淫夢厨社会人と封印から出れない妖狐 作:狐耳大すこすこすこてぃっしゅふぃーるど侍
目が覚めると、味噌と出汁の香りが部屋に満ちていた。
カーテンの隙間から柔らかな朝日が差し込み、ふと横を見ると、部屋の奥の方で銀狐さんが小鍋の蓋を開けていた。
朝食の味噌汁を作っている。
当たり前の光景。でも、ふとした拍子に「それってすごいことじゃないか?」と胸の奥がざわめく。
起きて、顔を洗って、台所の椅子に座る。
「おはようございます」
「うむ。おはよう。ほれ、味噌汁が仕上がったぞ。今日はじゃがいもと玉ねぎじゃ」
「ありがとうございます」
ちゃぶ台の上には、焼き魚、小鉢の漬物、炊きたての白米。そして湯気の立つ味噌汁。
旅館の朝ごはんみたいだなと思いながら箸を持つ。
ふと、銀狐さんが何気なくお茶を差し出してくれたとき、俺の胸にこんな疑問が浮かんだ。
(……これって、もう家庭じゃないか?)
午前中。
部屋の掃除を済ませ、ゴミ出しに行こうと玄関を出ると、近所の奥さんに会った。
「あらまあ、いつも綺麗にしてるのねえ。

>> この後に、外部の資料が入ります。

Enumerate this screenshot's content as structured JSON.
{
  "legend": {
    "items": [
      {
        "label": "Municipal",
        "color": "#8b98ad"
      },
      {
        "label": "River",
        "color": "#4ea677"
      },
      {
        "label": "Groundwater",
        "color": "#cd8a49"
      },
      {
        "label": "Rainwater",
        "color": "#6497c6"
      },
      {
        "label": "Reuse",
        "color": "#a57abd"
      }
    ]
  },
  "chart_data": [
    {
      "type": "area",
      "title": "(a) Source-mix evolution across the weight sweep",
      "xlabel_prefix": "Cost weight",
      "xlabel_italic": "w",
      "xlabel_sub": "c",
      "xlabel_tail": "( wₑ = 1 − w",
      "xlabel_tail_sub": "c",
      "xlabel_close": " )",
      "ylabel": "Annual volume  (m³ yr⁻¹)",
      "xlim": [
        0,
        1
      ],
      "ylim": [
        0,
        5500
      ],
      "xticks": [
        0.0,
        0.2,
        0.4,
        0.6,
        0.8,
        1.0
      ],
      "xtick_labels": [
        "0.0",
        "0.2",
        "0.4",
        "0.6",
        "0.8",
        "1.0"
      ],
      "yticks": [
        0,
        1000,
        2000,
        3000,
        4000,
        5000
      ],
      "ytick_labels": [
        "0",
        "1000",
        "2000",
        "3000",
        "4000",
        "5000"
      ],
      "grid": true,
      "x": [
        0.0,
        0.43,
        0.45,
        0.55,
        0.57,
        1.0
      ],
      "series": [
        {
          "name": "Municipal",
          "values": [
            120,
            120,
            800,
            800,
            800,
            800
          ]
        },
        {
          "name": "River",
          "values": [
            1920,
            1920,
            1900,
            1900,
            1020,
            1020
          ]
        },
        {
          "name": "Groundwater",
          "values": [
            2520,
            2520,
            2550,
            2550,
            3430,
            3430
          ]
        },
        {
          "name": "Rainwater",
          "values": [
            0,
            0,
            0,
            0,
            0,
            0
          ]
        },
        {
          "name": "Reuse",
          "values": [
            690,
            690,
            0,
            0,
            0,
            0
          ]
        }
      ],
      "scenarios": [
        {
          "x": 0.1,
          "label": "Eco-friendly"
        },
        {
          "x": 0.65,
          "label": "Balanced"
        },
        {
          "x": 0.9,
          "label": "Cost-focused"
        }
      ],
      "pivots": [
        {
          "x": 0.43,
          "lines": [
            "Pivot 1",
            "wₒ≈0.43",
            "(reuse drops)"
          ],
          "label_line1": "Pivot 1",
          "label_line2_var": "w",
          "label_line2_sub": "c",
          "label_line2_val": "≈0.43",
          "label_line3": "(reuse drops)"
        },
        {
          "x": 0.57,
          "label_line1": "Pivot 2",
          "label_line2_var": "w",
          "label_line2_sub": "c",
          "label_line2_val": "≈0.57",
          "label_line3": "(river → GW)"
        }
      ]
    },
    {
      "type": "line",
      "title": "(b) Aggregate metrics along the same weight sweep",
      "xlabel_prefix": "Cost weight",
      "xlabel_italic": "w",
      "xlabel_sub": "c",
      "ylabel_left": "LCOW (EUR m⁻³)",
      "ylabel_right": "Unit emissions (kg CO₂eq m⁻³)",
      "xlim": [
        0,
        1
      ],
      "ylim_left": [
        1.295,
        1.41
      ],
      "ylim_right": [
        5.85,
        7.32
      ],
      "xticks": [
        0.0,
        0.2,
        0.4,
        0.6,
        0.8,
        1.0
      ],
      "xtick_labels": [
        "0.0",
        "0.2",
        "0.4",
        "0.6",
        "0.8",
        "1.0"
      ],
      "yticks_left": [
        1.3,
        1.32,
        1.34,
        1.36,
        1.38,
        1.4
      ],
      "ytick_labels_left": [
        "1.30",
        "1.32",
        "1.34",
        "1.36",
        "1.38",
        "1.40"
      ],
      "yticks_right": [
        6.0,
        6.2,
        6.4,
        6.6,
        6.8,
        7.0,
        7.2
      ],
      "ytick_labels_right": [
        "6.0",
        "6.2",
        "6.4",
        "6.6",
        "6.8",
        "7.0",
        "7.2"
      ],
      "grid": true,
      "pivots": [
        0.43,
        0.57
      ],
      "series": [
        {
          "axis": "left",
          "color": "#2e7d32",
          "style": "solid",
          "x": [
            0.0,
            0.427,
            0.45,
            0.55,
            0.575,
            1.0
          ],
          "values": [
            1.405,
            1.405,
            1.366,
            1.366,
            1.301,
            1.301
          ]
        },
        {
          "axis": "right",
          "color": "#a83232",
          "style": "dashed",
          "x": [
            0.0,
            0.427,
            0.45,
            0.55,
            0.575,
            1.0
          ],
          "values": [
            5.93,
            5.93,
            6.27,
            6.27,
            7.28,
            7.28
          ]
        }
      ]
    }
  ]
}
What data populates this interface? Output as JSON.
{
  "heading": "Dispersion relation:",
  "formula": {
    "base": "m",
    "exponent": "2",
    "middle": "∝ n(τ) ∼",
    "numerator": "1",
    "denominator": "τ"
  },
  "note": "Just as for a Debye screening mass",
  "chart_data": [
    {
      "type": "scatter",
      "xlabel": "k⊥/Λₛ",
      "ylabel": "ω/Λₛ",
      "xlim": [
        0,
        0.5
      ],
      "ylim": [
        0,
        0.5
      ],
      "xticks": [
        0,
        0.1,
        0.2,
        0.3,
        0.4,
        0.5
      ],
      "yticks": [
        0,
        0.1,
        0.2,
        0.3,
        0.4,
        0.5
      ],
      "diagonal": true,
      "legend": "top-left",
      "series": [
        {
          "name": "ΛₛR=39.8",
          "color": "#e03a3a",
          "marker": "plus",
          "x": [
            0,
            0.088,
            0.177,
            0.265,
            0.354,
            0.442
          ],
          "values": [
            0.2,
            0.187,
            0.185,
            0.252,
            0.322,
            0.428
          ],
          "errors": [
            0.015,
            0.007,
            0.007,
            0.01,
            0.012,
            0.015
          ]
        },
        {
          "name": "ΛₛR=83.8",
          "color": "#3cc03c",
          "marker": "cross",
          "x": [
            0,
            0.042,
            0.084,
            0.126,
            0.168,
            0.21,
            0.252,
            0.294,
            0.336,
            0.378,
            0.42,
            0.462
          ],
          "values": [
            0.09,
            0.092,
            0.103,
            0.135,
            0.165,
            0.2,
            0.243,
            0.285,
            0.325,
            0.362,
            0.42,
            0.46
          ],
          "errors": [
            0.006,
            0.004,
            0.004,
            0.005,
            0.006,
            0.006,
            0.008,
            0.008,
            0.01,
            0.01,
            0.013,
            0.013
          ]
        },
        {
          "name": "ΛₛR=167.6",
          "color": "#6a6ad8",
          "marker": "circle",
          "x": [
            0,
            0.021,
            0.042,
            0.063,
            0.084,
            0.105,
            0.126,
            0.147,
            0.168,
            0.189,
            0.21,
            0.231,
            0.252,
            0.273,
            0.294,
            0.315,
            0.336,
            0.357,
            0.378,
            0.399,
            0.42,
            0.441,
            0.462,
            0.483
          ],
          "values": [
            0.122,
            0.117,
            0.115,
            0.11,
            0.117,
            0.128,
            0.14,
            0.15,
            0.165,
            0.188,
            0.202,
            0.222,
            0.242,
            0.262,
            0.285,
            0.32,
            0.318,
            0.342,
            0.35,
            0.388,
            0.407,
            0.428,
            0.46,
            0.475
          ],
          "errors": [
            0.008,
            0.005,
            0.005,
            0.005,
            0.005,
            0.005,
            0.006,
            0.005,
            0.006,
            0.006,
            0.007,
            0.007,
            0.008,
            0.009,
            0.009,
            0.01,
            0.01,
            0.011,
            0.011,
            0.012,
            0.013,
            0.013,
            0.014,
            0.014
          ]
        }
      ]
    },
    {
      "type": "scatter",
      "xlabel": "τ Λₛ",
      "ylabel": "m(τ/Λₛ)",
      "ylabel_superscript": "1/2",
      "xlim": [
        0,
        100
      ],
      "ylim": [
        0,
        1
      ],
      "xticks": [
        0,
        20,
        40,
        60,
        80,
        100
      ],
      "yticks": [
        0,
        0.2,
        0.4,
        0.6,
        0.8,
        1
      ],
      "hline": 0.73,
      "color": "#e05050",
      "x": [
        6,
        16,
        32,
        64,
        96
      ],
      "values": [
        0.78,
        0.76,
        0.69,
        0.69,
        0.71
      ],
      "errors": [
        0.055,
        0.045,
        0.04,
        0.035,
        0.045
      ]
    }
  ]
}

……奥さんがしっかりしてるのかしら?」
「えっ」
「この前も、お二人で一緒に買い物してるの見かけたから、仲良しさんなのねって」
「あ、いえ、その……!」
言いかけて言葉が詰まる。
どう言えばいいのか、咄嗟に出てこなかった。
と、そこに銀狐さんが後ろから出てきた。
「うむ、こちらではいつも世話になっております。主婦業というものはまだ慣れぬが、こうして暮らしておると、学ぶことばかりじゃのう」
にっこり、自然に、堂々と。
……え、受け入れた!?
いや、そう見えるように“振る舞って”くれたのか?
それとも、本気で……?
奥さんはにこにこしながら「仲睦まじいのね」と言って去っていった。
玄関に戻った俺は、なんとも言えない胸のざわつきを抱えたまま、靴を脱いだ。
その夜。
銀狐さんが入浴中、俺はリビングでソファに沈みながら天井を見上げていた。
頭の中で、ぐるぐると、同じ言葉が回っていた。
(……家庭。って、なんだろう)
一緒に食べて、一緒に笑って、生活を分け合って、時には喧嘩もする。
そういうのが家庭だとしたら──
(……今の生活って、もう“それ”なんじゃないか?)
そしてもう一つの問いが浮かぶ。
(……俺は、この生活をずっと続けたいと思うか?)
その答えは、考えるまでもなかった。
(思う。めっちゃ思う)
この空間が好きだ。
銀狐さんの声が、表情が、手のぬくもりが、ここにある毎日が──たまらなく、愛おしい。
だったら。
だったら、ちゃんと伝えなきゃいけないんじゃないか。
女性に全部任せて、空気で済ませるなんて、そんなのカッコ悪い。
(……俺から言おう)
決意は、静かに、でもはっきりと心に根を下ろした。